Destaque para o balanço contido e idílico de Easy Healing; a reverência às tradições do hard bop em No Pope No Party; os timbres, os voicings, a utilização dos espaços e o fraseado não-prolífico de Bill Frisell (especialmente em Easy Healing e Tales From The Time Loop); o som robusto de Mark Turner, sua mestria na construção argumentativa e na condução extática dos improvisos (especialmente em No Pope No Party e Vale) e suas modulações repentinas do grave para o agudo do instrumento, visando conferir força expressiva a seu discurso (ver Las Hortencias); o comping atento, a capacidade de Bollani em transformar breves motivos em verdadeiras narrativas improvisadas (especialmente na faixa-título) e o seu virtuosismo desprovido de vulgaridade.

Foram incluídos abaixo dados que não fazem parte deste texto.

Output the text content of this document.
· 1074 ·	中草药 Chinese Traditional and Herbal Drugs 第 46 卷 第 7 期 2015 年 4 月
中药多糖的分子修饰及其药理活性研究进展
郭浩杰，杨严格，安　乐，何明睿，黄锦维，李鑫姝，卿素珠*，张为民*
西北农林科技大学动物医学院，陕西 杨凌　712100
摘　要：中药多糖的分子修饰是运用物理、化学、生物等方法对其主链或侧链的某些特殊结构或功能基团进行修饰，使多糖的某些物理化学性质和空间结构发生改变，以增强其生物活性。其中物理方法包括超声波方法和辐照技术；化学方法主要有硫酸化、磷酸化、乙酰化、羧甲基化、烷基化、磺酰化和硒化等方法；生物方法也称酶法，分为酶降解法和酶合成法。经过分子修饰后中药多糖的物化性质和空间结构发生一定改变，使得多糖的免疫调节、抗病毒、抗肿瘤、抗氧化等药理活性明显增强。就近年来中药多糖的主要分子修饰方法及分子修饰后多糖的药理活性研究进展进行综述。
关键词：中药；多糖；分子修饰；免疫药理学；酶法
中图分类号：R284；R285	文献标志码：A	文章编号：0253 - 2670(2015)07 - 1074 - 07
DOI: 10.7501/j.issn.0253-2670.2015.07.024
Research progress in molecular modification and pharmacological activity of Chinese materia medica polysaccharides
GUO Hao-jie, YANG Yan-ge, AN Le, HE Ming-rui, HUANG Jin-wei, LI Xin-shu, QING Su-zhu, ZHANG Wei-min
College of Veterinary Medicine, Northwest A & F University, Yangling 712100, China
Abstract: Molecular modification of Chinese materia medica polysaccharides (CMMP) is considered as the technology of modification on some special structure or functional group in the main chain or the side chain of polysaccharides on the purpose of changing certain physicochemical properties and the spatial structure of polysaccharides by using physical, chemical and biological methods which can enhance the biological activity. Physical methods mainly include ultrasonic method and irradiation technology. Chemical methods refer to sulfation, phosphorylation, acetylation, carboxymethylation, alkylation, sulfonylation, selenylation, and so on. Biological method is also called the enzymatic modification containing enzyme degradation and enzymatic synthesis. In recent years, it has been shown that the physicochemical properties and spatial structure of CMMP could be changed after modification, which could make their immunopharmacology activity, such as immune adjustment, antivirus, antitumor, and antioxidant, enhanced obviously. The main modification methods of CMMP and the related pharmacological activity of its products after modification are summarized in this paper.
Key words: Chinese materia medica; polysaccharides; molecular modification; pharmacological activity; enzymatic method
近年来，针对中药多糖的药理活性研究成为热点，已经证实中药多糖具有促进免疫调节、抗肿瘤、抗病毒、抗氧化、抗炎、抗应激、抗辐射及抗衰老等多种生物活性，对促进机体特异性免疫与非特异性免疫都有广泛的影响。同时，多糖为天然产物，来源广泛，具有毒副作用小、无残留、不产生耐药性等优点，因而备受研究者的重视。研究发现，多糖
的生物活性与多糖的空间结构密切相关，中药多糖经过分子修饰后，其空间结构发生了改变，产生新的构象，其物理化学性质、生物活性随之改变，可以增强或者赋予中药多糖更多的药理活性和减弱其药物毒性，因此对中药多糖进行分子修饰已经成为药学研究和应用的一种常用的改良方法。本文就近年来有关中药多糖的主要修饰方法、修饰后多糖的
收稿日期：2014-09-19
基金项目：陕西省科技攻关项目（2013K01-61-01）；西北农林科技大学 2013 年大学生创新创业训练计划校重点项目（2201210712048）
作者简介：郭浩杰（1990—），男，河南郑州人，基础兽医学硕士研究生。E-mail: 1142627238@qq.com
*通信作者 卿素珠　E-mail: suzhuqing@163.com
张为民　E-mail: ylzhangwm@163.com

4. Meshuggah – The Violent Sleep of Reason:


Intrincados padrões polimétricos, atmosfera carregada pelo peso de guitarras com 8 oito cordas e pelo brutal conflito métrico presente nas canções, vocal gutural furioso e rítmico, letras que erigem utopias negativas sobre declínio da Razão; tudo isso está contido no último trabalho da banda sueca Meshuggah, chamado The Violent Sleep of Reason. Em seu oitavo álbum de estúdio, o grupo se inspira na água-forte de Goya intitulada O Sono da Razão Produz Monstros para denunciar os demônios de nosso tempo nascidos do vácuo deixado pela letargia da Razão iluminista: o terrorismo, a intolerância étnica e religiosa, a banalização da violência, a sedução do tecnológico e também a “passividade participativa”, isto é, sem senso crítico ou reação, do indivíduo envolvido nas circunstâncias dos eventos atuais. Novos monstros de irracionalismo, conformismo e barbárie que envolvem, dominam e aprisionam aqueles que aderem voluntariamente à inércia do pensamento, deixam-se seduzir pela confortável agenda da repetição irrefletida de discursos e ideologias. O que é semioticamente, diga-se, escancarado pelo grupo na arte do disco. Destaque para as letras e o trabalho da bateria de Tomas Haake (especialmente em Clockworks, Born in Dissonance e na faixa-título), as melodias sinuosas e riffs graves das guitarras, a utilização do ritmo enquanto esteio de todo o desenvolvimento temático e do gestual simbólico das composições.